Metaphysical Grounding

Metaphysical ground is supposed to be a distinctive metaphysical kind of determination. It is or underwrites constitutive explanations. These explanations answer questions asking in virtue of what something is so. For example, suppose that an act is pious just in case it is loved by the gods. Following Socrates, one might still ask whether an act is pious because the gods love it or whether it is loved by the gods because it is pious. This may be interpreted as a question of ground. Then, one answer is that what the gods love grounds what is pious. And an alternative answer is that what is pious grounds what the gods love. Either way, Socrates’s question concerns what something’s being pious consists in, or what it holds in virtue of, or what grounds it. Once one has the notion of ground, one will likely find it involved in many of philosophy’s big questions. In ethics, the question might be whether an action’s maximizing goodness grounds its rightness. In epistemology, the question might be whether a process producing a belief grounds its justification. In language, the question might whether what a speaker means in uttering a sentence grounds its meaning.
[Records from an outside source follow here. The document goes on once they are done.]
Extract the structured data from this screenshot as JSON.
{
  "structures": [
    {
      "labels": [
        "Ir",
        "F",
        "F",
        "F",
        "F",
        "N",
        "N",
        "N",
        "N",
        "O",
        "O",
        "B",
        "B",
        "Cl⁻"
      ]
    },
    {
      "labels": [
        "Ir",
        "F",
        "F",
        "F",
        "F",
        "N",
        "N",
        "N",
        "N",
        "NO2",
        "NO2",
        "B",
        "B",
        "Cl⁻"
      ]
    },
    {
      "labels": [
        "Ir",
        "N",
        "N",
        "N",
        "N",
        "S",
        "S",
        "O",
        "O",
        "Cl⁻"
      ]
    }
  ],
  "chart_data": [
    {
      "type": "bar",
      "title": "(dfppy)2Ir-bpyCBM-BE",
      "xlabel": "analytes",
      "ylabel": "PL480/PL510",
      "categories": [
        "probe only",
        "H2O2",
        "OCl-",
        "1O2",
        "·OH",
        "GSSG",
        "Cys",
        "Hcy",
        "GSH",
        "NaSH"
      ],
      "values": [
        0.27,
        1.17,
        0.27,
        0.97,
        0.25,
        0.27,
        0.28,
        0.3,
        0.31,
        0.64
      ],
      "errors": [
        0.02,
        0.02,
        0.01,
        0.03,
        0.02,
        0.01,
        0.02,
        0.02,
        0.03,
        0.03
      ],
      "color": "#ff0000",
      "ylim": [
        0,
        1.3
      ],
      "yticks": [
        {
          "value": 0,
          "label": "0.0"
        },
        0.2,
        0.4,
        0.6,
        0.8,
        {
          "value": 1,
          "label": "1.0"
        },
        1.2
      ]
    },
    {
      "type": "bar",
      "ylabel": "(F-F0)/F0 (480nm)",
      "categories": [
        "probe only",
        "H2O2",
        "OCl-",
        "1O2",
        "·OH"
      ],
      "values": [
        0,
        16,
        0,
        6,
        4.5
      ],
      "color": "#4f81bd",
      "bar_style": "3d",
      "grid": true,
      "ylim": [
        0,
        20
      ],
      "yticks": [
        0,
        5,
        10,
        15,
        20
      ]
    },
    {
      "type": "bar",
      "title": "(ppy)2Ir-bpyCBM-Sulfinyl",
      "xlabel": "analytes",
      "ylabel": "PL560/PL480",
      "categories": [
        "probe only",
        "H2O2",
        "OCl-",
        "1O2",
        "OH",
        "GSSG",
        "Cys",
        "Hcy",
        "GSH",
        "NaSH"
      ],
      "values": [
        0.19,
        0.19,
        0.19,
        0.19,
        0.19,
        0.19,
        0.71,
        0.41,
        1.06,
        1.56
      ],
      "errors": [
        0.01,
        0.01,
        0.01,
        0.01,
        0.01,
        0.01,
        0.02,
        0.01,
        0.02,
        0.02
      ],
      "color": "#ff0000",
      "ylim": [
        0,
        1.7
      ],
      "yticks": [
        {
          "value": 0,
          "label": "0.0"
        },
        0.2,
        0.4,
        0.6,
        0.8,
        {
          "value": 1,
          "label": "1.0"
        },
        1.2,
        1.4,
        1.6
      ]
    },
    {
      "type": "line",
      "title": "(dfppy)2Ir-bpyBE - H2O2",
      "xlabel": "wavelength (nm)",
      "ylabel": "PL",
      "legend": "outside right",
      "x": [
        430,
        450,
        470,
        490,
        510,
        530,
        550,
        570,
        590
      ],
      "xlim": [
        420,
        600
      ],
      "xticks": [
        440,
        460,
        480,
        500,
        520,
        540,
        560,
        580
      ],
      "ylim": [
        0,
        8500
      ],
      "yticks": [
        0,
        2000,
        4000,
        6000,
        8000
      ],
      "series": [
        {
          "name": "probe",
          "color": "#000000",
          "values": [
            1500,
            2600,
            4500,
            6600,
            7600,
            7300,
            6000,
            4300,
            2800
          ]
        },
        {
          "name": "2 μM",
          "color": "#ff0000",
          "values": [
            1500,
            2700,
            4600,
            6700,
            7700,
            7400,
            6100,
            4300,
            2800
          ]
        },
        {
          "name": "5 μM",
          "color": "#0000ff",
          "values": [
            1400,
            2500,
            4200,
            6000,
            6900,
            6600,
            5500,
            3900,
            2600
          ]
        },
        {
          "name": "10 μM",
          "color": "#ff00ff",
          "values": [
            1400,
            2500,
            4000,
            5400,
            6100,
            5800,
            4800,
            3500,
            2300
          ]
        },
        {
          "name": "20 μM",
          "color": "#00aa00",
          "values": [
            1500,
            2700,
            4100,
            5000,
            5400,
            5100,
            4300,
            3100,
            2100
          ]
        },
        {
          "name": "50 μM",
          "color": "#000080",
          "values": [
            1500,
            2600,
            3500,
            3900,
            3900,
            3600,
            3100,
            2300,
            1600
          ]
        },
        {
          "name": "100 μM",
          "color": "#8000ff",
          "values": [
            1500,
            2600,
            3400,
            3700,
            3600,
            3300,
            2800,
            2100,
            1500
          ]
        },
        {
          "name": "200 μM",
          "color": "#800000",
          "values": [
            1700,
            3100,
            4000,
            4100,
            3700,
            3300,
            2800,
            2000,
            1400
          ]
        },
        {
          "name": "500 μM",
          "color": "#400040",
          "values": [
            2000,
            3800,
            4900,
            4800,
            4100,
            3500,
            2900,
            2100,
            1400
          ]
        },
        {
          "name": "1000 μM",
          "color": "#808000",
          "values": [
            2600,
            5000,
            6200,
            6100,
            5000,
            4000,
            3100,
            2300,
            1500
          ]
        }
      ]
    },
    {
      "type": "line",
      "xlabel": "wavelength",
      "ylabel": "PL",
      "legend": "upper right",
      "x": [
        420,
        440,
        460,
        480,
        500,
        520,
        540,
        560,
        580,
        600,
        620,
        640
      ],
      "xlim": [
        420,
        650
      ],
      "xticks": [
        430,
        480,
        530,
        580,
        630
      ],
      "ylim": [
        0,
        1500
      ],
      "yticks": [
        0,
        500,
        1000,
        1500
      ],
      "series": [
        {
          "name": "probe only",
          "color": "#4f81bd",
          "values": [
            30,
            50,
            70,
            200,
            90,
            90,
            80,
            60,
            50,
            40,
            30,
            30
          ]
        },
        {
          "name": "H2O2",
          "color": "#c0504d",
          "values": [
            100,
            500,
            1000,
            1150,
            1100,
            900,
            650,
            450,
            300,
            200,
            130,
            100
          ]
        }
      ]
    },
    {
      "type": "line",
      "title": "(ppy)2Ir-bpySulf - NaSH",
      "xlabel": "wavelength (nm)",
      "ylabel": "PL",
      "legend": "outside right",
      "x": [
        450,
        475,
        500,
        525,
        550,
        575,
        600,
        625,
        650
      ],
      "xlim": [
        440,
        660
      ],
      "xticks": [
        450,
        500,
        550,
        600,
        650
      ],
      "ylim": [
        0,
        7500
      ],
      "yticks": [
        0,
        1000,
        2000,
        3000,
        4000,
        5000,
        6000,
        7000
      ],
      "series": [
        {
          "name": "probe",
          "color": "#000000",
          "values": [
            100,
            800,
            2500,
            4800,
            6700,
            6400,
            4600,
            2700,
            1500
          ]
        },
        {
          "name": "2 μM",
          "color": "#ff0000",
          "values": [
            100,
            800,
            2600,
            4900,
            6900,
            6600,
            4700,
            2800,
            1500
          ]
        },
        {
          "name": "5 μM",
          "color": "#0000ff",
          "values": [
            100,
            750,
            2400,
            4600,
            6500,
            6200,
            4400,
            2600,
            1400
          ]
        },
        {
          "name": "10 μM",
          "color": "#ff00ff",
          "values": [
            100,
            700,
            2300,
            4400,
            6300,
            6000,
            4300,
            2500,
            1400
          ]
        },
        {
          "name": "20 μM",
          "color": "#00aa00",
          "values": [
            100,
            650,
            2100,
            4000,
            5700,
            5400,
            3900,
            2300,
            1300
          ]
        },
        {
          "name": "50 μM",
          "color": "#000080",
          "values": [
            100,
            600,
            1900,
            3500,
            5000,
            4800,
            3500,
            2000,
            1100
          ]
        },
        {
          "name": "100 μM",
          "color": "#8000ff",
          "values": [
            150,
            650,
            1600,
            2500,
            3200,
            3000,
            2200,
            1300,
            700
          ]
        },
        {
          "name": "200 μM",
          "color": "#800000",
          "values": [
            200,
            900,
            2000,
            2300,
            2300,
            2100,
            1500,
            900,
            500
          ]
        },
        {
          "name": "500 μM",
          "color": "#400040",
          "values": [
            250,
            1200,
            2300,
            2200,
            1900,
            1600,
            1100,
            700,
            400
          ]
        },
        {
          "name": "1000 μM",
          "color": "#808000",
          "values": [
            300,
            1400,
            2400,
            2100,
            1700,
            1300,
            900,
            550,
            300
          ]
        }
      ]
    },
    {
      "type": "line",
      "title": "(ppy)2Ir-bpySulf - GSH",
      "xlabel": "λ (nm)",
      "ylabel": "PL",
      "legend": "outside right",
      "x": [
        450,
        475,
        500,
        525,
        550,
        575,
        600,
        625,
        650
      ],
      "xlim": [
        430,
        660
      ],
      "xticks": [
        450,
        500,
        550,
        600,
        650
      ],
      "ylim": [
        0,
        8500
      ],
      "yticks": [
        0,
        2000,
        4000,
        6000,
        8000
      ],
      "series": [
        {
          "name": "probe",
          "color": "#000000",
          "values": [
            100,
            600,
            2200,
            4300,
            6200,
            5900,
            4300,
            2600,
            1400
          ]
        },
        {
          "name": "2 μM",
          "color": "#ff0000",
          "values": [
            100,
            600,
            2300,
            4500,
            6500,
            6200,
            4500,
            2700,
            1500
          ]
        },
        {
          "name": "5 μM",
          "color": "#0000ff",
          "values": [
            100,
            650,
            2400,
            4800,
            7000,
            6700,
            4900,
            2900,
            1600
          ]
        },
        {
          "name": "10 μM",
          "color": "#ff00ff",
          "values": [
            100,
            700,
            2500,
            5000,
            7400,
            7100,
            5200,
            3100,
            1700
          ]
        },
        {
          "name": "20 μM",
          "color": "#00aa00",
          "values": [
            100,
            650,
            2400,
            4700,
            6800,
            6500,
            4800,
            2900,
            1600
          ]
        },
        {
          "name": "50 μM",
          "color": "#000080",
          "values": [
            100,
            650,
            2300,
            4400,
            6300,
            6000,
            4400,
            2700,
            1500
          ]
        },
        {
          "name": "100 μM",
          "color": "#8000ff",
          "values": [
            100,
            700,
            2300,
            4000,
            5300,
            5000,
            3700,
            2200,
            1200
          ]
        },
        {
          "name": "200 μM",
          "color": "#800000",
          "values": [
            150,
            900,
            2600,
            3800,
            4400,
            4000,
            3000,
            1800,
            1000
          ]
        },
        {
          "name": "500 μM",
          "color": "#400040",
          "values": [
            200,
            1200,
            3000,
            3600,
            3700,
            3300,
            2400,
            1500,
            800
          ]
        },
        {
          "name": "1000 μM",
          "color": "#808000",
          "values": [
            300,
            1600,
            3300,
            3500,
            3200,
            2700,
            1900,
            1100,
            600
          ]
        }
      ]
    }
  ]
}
In law, the question might be whether social and institutional facts ground the legal facts. In metaphysics, the question might be whether physical facts ground all the rest. In mind, the question might be whether a representation’s content grounds its phenomenal character. The list could go on. The extraordinary range and ambition of these questions of ground explains continued interest in them. But only recently have some philosophers viewed these questions as concerning ground as such. This growing self-consciousness is moving more philosophers to view ground as a topic worthy of study. Much of the recent literature on ground has focused on exploring its structure (Structure) and its connections to other notions (Connections). These explorations spring from the hope that clarifying ground will help clarify the big questions it helps express. Some of the literature on ground explores these applications to the big questions (Applications). But there are also skeptics who challenge ground’s grand pretensions. Some of these skeptics doubt ground’s usefulness for clarifying the big questions. Other skeptics doubt that ground is even intelligible. This has led to a vigorous debate over whether ground deserves the attention it receives (Skepticism and Anti-Skepticism).